Selbstversuch gestern: Ich gehe in die Bibliothek, wie die anderen Leute das ja gerne tun.
Also los. Ankommen, reingehen, umschauen.
Klausuratmosphäre, wo man hinschaut Juristen, die Schönfelder-Dichte weit über dem Durchschnitt. Nach langen Hin- und Hergerenne einen Platz gefunden und belegt. Sofort wieder erinnert, wieso man diese Bibliotheksaufenthalte so ablehnt, sich innerlich dagegen sträubt. Sinnvoll zu arbeiten scheint hier interessanterweise kaum jemand, allerorten Zeitungen, verstohlenes Blättern in Magazinen. Einige Bibliotheksschläfer, den Kopf auf Bücher gebettet.

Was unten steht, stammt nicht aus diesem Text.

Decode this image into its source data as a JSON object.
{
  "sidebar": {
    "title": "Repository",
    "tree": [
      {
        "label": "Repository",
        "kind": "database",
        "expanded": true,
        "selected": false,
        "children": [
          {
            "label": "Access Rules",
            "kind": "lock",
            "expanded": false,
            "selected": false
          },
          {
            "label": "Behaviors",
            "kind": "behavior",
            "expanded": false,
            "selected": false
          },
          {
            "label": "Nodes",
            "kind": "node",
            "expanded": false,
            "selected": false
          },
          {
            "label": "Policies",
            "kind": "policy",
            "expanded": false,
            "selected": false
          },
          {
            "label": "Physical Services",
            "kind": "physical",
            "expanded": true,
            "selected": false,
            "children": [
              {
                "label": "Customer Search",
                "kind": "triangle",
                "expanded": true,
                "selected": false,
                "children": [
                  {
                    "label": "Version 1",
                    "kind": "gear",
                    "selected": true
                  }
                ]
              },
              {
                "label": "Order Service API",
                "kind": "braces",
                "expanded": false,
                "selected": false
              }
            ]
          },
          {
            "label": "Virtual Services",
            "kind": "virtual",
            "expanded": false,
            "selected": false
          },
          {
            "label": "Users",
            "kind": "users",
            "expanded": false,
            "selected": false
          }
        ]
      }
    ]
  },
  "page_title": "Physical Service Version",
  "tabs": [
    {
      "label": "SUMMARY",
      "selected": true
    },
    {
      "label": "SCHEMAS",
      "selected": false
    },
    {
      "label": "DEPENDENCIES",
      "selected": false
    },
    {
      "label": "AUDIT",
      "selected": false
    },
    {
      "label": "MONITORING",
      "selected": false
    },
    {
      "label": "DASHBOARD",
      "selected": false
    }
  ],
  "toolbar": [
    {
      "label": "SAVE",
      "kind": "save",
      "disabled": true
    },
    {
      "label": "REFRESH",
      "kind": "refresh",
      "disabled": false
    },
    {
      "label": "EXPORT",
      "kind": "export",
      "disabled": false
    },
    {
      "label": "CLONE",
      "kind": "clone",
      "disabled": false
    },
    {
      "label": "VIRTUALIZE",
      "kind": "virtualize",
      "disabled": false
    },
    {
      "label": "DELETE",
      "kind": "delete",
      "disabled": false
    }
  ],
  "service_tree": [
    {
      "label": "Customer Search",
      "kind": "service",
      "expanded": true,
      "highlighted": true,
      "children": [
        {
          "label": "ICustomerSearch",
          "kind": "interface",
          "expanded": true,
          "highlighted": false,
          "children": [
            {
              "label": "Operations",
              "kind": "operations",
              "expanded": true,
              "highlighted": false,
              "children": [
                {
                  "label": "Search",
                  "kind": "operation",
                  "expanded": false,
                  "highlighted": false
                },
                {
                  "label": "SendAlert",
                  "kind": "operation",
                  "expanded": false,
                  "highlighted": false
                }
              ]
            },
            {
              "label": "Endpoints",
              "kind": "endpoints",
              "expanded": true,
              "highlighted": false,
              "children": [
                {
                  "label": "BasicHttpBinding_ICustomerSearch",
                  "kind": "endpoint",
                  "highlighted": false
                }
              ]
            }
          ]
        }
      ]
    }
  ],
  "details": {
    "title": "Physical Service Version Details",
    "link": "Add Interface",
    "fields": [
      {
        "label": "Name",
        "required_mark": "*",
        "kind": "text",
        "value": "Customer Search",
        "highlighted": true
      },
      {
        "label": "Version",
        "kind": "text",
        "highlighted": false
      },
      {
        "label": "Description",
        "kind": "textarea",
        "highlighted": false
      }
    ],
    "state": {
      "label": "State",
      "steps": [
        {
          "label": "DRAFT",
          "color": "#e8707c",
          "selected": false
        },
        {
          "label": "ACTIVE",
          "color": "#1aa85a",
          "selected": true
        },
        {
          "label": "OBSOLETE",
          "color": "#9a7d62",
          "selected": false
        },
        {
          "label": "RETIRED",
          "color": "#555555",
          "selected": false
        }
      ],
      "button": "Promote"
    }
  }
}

Was macht man hier? Man muss arbeiten, hat aber spontan Lust, in sinnfreien Illustrierten zu blättern, doch eine dumpfe Furcht vor der Preisgabe seines intellektuellen Gehabes verhindert dies. Zwei Reihen weiter vorne spielt jemand Solitaire, wozu sucht so eine Person dann eine Bibliothek auf, fragt man sich. Juristengesindel, bestimmt. Kurze Freude darüber, daß man es geschafft hat, dem zu entkommen, ob man auch so geworden wäre, wenn man sich der Allgemeinheit gebeugt hätte und etwas „Anständiges“ studiert hätte?
Dann doch lieber das bohemehafte Leben als LitWiss, sich als geistige Speerspitze fühlen, yeah!
Aber: In der nächsten halben Stunde dann wieder das Scheitern am Text, an der Motivation, an der Mediokrität des eigenen Textes.
Nebenan die Fraktion der Leute, die mit verschiedenfarbigen Markern blödsinnige Texte zu gliedern versuchen, um sie nicht in ihrer Gesamtheit erfassen zu müssen, grün und naturgemäß rosa, was auch sonst. Erstaunliche Sorgfalt beim Bemarkern übrigens.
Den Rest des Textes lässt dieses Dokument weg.